You can think of this in the same way as vectors are incompatible with real numbers: it makes no sense to add a vector and a number together, and so we need special rules to interact between these two worlds. This makes our problems more complicated. Similarly to how it would be simpler if we could consider all real numbers as vectors, we would like for GUIDs and data hashes to be compatible.
Storing GUIDs in Keyspace proves very useful for other reasons, as it allows us to operate on GUIDs and data hashes together. For example, it allows us to define the distance between a Node's GUID and the data hashes around it, which proves essential to many P2P algorithms such as Kademlia.

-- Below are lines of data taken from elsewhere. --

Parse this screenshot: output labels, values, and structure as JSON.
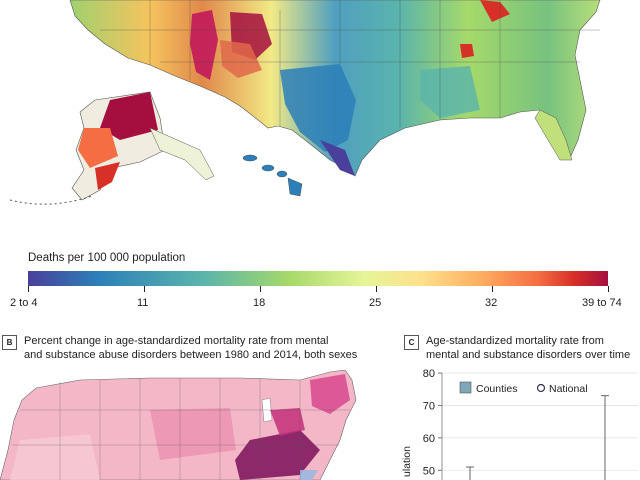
{
  "legend": {
    "title": "Deaths per 100 000 population",
    "ticks": [
      "2 to 4",
      "11",
      "18",
      "25",
      "32",
      "39 to 74"
    ],
    "colors": [
      "#4a3f9a",
      "#2c7fb8",
      "#5ab4ac",
      "#a6d96a",
      "#fee08b",
      "#fdae61",
      "#f46d43",
      "#d73027",
      "#a50f3f"
    ]
  },
  "panel_b": {
    "letter": "B",
    "title_line1": "Percent change in age-standardized mortality rate from mental",
    "title_line2": "and substance abuse disorders between 1980 and 2014, both sexes"
  },
  "panel_c": {
    "letter": "C",
    "title_line1": "Age-standardized mortality rate from",
    "title_line2": "mental and substance disorders over time",
    "legend_counties": "Counties",
    "legend_national": "National",
    "ylabel_fragment": "ulation",
    "chart_data": {
      "type": "box",
      "title": "",
      "yticks": [
        50,
        60,
        70,
        80
      ],
      "ylim": [
        47,
        80
      ],
      "series": [
        {
          "name": "Counties",
          "color": "#7fa7b8"
        },
        {
          "name": "National",
          "color": "#ffffff"
        }
      ],
      "whisker_tops": [
        51,
        73
      ]
    }
  }
}
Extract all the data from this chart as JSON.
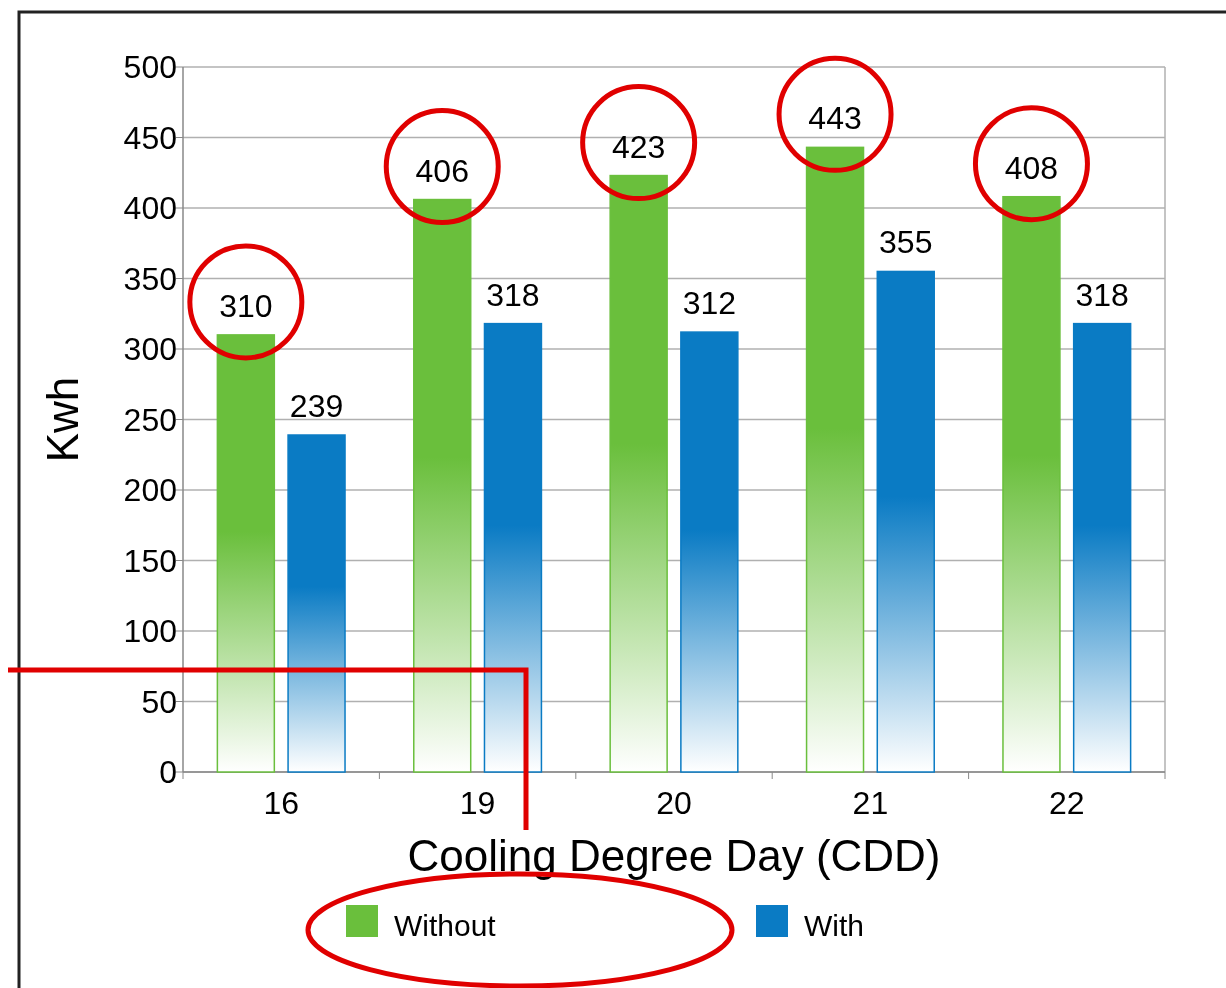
{
  "chart_data": {
    "type": "bar",
    "xlabel": "Cooling Degree Day (CDD)",
    "ylabel": "Kwh",
    "categories": [
      "16",
      "19",
      "20",
      "21",
      "22"
    ],
    "series": [
      {
        "name": "Without",
        "color": "#6abf3c",
        "values": [
          310,
          406,
          423,
          443,
          408
        ]
      },
      {
        "name": "With",
        "color": "#0a7bc4",
        "values": [
          239,
          318,
          312,
          355,
          318
        ]
      }
    ],
    "ylim": [
      0,
      500
    ],
    "yticks": [
      0,
      50,
      100,
      150,
      200,
      250,
      300,
      350,
      400,
      450,
      500
    ],
    "grid": "y",
    "legend": "bottom",
    "data_labels": true
  }
}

In general, we would like to be able to reason about GUIDs and data hashes together, not separately.
Fig. 2: Moving GUIDs to Keyspace allows us to operate on GUIDs and data hashes simultaneously
This is all very mathematical, so I will try and break it down into simpler terms:
-
The issue at hand is that we have two different data types: GUIDs, and data hashes. These data types are not necessarily compatible: GUIDs apply to objects in the real world, in Worldspace, while data hashes apply to information we store in a P2P network, in Keyspace.
-
Here, Worldspace can be seen as all the possible values of our pseudorandom hash function, and Keyspace as all the possible value of our cryptographic hash function. These can be very different, which makes them incompatible, like vectors and real numbers: this is an issue, as discussed before.
-
We want the cryptographic hash function we use to generate GUIDs to be compatible with the pseudorandom hash function used to generate data hashes. In the same ways that negative numbers are compatible with positive numbers, we want GUIDs to be compatible with data hashes.
This can be achieved by using the same function to generate both GUIDs and data hashes.

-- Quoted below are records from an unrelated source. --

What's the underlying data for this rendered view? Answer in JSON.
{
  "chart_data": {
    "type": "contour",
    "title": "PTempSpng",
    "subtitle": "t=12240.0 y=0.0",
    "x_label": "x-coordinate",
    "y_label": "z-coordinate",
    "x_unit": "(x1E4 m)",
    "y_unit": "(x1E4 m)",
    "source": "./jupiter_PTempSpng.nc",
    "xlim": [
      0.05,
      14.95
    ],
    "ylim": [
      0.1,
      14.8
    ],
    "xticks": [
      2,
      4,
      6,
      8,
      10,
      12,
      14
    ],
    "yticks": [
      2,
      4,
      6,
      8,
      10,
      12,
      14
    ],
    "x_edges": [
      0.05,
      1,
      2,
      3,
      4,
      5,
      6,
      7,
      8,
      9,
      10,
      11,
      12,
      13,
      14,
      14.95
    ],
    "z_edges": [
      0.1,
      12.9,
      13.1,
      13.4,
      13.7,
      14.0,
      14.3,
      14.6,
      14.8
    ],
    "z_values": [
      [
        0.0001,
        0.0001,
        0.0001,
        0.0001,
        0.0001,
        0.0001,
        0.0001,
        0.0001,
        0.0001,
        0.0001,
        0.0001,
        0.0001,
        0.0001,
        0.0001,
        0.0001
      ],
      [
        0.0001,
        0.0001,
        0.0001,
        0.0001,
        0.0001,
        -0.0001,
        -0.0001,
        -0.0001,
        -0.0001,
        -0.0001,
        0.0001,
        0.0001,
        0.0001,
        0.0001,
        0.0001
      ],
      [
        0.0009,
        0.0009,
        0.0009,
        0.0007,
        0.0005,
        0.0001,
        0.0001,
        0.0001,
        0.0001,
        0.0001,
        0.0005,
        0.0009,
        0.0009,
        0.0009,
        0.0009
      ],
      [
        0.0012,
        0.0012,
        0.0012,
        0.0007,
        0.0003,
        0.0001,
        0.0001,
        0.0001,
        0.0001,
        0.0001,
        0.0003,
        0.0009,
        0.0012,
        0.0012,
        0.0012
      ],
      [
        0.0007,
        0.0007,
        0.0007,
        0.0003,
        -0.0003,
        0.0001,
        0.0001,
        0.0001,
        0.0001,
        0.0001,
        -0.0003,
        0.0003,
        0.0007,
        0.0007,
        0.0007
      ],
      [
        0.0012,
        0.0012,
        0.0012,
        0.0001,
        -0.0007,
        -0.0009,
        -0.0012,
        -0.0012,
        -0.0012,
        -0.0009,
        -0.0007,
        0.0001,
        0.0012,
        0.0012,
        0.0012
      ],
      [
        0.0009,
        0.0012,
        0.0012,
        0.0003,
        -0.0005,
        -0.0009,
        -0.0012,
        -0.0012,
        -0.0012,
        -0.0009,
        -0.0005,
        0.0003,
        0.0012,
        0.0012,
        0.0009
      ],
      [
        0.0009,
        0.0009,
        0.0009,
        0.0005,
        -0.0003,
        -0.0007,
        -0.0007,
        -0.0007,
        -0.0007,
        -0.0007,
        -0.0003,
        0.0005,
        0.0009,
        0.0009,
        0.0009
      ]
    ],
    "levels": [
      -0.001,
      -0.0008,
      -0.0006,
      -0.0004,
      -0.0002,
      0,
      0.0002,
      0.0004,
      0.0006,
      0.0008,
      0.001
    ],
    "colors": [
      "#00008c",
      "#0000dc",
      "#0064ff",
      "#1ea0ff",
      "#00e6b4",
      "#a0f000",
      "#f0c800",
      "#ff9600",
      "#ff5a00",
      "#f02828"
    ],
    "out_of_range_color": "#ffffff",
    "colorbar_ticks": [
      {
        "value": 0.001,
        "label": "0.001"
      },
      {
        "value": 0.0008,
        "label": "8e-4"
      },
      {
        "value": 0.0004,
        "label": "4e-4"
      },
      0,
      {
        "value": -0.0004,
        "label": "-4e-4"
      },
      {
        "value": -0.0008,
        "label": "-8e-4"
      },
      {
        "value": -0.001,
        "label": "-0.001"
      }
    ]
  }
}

Benefits of Identity in P2P Networks
Establishing identity in a P2P network through GUIDs for Nodes and hashes for the data we store in our network allows for the easy and efficient exchange of information between Nodes, while the combination of GUIDs and data hashes into the same space allows for easy comparison and operations between the two.
These are the first steps in the algorithms which form the base of the many existing P2P protocols, so it is important you grow familiar with them: they will be instrumental in understanding the following sections on Chord and Kademlia.